Thursday, June 13, 2019

How a DNA tech and a genealogy database are helping solve decades old crime


After decades of unsuccessful searching, Seattle police finally arrested Talbott in May 2018, although he had not raised suspicions until then.


Business Standard : A truck driver implicated by his DNA and family tree in a double murder more than 30 years after the crime will face trial this week in the first case using a revolutionary investigative technique.

Supporters and critics alike of "genetic genealogy" -- the technique used to identify the suspected "Golden State Killer" by making DNA matches with his distant relatives -- have followed the case of William Talbott II, who will appear in court starting this week in Seattle.

The trucker is accused of killing two young Canadians, Jay Cook, 20, and his girlfriend Tanya Van Cuylenborg, 18, in 1987. Cook was suffocated to death, with a pack of cigarettes stuffed into his throat, and Van Cuylenborg died of a gunshot wound to the head.

After decades of unsuccessful searching, Seattle police finally arrested Talbott in May 2018, although he had not raised suspicions until then. "If it hadn't been for genetic genealogy, we wouldn't be standing here today," said Snohomish County detective Jim Scharf, who led the investigation.

Genetic genealogy first made headlines a month prior to Talbott's arrest after it was used to find the suspected "Golden State Killer," who is blamed for 12 murders and more than 50 rapes dating back to the mid-1970s.

In both cases -- as well as at least 70 other cases that have been solved since -- DNA found at crime scenes was compared to the database at GEDmatch, a free genealogy website.

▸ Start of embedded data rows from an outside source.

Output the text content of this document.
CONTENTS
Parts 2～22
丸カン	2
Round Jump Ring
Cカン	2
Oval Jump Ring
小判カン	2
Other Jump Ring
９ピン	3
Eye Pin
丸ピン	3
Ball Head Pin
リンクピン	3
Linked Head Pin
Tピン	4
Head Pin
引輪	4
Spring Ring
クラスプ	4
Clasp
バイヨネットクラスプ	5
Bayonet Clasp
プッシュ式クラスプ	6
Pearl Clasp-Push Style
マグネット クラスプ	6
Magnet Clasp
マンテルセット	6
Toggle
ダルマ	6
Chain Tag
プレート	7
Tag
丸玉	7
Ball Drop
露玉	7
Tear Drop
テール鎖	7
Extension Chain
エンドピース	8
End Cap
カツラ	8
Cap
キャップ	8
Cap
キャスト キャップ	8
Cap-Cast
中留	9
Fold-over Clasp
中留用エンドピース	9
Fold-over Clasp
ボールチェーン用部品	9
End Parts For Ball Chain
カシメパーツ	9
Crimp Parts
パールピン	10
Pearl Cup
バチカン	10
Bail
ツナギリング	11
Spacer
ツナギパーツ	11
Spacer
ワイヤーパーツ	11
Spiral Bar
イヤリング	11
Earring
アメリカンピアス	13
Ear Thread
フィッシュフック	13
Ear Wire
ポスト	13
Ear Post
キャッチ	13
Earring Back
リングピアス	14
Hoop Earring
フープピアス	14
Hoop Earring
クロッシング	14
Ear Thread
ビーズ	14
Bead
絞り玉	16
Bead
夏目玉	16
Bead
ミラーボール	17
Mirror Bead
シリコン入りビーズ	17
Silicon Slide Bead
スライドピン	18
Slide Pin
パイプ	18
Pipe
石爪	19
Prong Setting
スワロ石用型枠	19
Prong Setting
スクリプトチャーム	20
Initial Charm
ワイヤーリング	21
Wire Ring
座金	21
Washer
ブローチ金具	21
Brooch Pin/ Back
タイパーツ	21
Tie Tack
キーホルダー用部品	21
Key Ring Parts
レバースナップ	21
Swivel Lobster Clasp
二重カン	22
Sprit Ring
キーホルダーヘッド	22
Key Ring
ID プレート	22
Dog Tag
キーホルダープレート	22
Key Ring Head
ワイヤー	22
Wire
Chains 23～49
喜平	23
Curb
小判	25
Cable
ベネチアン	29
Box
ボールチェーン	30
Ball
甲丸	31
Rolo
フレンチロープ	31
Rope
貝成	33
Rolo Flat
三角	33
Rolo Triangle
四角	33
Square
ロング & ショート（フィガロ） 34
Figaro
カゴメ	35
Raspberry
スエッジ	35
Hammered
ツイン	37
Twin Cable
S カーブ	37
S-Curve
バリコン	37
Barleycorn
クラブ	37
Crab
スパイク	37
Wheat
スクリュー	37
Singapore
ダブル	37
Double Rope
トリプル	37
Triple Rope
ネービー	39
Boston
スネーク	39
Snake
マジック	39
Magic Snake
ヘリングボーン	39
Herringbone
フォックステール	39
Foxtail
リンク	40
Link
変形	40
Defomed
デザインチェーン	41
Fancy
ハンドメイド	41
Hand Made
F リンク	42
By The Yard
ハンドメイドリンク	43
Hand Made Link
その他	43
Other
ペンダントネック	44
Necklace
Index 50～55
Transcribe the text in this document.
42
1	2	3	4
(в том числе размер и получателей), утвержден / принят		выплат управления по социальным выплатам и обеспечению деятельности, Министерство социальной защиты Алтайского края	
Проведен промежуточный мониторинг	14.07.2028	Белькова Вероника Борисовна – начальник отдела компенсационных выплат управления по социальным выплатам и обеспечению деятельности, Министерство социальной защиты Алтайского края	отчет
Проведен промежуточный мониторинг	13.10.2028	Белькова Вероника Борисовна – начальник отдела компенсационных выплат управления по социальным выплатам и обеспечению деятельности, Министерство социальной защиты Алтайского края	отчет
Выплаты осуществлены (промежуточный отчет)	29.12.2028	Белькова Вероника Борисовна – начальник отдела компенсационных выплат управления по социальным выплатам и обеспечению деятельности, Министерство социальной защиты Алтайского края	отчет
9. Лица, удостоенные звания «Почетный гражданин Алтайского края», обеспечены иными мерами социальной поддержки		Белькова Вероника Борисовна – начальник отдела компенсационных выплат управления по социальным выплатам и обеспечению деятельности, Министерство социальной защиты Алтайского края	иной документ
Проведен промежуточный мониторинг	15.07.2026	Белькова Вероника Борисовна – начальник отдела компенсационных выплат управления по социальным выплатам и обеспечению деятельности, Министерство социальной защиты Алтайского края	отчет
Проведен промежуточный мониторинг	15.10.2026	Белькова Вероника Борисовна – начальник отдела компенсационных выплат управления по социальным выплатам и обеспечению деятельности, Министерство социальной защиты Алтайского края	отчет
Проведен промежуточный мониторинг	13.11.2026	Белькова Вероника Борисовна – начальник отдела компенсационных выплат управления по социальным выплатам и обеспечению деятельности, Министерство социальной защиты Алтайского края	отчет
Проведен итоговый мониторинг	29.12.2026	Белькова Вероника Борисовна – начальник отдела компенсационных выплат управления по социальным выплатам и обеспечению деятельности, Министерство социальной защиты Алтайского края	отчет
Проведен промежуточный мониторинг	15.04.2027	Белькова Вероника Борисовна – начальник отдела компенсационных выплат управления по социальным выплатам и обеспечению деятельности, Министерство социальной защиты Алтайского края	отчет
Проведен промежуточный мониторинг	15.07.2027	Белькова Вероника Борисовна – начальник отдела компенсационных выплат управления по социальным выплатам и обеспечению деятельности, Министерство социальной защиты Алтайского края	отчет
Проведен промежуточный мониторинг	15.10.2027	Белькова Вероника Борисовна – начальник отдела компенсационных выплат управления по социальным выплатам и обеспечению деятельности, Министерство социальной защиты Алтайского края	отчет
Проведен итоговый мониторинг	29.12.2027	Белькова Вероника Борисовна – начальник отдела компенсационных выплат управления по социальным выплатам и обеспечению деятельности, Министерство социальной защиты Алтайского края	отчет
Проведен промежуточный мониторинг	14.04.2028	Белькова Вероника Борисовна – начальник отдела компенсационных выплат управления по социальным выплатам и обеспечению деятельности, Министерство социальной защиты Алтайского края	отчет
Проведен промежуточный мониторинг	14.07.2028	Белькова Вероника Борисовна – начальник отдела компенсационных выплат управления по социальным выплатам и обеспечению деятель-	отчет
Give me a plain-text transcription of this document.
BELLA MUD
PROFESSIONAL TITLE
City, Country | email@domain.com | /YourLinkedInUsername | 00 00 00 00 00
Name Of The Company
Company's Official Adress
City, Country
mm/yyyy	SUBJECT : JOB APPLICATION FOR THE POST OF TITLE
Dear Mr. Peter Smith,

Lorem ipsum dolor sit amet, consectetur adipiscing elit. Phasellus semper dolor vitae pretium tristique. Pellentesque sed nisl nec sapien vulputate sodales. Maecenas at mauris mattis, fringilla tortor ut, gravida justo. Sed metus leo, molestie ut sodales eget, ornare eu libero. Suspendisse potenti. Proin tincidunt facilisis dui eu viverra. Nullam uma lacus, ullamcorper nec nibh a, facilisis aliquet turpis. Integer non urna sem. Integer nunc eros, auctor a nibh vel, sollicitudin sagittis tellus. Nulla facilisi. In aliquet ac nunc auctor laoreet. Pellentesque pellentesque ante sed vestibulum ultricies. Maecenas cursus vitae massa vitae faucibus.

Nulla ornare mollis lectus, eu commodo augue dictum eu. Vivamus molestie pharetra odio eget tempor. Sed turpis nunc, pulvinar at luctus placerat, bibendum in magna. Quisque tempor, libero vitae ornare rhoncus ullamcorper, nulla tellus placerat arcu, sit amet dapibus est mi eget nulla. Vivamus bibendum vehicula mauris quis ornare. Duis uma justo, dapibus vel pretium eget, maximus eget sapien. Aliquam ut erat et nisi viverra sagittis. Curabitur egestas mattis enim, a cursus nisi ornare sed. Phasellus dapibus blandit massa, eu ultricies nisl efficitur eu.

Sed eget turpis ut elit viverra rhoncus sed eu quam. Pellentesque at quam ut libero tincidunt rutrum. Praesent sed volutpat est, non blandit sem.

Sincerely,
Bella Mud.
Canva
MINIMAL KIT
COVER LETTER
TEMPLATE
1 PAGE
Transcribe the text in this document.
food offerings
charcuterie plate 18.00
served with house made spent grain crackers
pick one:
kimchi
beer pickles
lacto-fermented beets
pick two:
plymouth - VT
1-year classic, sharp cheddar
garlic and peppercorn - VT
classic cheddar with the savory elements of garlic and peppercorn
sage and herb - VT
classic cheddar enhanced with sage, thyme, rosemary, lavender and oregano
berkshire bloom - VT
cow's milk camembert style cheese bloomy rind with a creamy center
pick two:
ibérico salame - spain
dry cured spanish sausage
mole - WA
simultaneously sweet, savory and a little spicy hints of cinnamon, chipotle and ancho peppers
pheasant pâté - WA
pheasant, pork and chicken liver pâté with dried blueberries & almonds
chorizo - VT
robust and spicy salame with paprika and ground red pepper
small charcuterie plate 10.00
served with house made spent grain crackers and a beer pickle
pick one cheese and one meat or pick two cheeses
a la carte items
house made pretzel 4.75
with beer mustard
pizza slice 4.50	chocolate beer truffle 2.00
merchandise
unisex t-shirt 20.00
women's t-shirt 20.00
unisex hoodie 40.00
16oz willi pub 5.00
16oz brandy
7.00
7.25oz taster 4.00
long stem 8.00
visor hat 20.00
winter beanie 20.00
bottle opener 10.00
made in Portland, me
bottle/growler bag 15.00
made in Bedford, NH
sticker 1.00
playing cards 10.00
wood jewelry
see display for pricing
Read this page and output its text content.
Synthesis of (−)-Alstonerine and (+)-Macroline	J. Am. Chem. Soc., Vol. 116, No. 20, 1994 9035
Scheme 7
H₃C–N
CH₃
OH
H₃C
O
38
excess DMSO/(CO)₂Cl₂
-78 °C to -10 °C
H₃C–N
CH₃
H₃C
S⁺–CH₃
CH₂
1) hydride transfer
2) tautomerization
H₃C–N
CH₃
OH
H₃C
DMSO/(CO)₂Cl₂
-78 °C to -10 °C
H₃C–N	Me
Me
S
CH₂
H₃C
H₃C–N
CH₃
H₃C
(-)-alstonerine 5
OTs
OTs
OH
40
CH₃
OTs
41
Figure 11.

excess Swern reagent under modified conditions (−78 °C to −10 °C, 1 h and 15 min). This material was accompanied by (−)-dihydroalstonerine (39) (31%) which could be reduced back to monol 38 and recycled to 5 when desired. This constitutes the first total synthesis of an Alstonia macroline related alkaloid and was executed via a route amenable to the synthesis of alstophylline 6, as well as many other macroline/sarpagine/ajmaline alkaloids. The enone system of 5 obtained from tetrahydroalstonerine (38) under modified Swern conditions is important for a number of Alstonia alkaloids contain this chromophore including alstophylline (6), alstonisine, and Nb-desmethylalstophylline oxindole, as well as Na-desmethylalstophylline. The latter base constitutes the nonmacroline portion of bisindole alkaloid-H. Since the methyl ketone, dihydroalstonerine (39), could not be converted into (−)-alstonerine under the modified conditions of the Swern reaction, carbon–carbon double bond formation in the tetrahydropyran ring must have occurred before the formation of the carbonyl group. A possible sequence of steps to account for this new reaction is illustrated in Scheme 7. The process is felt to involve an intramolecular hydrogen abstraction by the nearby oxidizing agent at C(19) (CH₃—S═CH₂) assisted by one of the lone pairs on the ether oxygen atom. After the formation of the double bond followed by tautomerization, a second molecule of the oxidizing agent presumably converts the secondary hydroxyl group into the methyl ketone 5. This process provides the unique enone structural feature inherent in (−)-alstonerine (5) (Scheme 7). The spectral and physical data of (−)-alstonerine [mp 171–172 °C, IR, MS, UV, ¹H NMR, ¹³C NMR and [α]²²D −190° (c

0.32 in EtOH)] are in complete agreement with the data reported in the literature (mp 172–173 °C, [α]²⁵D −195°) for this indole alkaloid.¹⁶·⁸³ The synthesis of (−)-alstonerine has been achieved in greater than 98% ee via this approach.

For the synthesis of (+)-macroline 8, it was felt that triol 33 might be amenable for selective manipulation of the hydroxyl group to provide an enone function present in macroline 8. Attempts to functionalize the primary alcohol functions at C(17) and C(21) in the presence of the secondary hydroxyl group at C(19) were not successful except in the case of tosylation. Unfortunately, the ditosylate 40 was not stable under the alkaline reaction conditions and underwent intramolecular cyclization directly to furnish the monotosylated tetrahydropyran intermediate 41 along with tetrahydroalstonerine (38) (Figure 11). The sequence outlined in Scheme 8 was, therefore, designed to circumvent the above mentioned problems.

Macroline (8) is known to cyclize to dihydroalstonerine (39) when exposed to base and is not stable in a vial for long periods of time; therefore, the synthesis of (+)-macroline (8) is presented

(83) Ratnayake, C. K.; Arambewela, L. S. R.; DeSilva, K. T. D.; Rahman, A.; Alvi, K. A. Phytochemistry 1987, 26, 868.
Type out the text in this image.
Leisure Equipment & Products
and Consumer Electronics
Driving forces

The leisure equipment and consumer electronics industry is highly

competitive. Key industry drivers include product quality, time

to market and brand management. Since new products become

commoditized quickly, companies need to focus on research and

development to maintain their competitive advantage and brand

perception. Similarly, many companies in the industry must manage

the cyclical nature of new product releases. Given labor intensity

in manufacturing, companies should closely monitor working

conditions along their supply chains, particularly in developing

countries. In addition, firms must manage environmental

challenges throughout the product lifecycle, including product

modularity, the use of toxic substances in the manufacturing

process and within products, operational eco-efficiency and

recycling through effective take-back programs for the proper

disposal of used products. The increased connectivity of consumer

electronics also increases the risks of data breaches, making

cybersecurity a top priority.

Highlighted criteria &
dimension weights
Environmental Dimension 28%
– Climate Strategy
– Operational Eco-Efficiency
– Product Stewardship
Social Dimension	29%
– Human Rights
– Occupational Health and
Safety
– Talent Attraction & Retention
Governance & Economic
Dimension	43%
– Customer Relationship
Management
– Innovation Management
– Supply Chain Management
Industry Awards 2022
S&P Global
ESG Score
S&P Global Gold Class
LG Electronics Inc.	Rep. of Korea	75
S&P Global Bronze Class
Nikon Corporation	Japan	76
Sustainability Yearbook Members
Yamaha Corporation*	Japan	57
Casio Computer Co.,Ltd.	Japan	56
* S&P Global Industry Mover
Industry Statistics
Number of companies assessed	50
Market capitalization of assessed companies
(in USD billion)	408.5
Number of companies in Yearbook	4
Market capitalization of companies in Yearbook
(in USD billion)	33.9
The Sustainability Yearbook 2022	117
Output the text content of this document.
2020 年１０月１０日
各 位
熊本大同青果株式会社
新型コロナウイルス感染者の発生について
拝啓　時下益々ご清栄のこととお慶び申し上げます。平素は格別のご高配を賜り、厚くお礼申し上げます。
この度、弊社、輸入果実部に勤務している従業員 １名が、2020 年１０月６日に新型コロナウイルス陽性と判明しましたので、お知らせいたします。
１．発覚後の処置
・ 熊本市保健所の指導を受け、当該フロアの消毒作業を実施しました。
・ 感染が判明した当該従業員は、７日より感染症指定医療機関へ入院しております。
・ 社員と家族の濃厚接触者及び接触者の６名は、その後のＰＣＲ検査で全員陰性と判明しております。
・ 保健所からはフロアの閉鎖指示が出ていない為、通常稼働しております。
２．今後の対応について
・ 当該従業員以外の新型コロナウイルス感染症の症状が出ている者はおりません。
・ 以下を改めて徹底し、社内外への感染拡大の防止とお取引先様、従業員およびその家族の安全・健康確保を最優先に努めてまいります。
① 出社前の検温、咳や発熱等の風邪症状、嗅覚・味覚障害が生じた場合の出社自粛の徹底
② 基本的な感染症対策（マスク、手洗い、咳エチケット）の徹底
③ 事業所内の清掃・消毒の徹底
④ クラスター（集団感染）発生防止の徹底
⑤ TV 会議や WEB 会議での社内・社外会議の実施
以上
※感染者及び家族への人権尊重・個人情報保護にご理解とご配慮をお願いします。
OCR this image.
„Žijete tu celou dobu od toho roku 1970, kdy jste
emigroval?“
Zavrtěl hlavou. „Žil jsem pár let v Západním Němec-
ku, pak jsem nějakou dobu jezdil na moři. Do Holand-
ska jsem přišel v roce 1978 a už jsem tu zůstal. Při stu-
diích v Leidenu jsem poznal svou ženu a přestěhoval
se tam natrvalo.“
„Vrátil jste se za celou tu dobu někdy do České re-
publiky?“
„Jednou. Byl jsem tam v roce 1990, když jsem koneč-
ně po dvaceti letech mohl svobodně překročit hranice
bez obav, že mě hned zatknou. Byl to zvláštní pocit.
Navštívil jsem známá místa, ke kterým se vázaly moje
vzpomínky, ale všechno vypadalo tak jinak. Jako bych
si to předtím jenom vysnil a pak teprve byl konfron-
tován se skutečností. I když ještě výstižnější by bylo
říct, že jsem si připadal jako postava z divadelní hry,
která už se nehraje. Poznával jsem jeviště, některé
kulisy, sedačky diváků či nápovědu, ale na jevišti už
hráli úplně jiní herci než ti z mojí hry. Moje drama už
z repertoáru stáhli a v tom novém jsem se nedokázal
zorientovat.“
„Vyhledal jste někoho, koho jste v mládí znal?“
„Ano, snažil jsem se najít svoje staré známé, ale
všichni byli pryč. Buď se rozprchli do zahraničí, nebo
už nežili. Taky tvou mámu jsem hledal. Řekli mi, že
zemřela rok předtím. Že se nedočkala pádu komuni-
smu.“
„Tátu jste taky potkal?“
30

The website allows users to post DNA test results and then generates a list of people with similar genomes, enabling users to find distant relatives.

For the two Canadians, private biotechnology laboratory Parabon Nanolabs analyzed sperm found on Tanya Van Cuylenborg's clothing and entered the resulting genetic profile in the GEDmatch system.

The search produced two of the suspect's cousins. One of Parabon's genealogical experts rebuilt the family trees back several generations and isolated a common relative: William Talbott.

Police officers put Talbott under surveillance and were able to retrieve a cup he threw away. When they tested his DNA, it matched what they had found on Van Cuylenborg's clothing.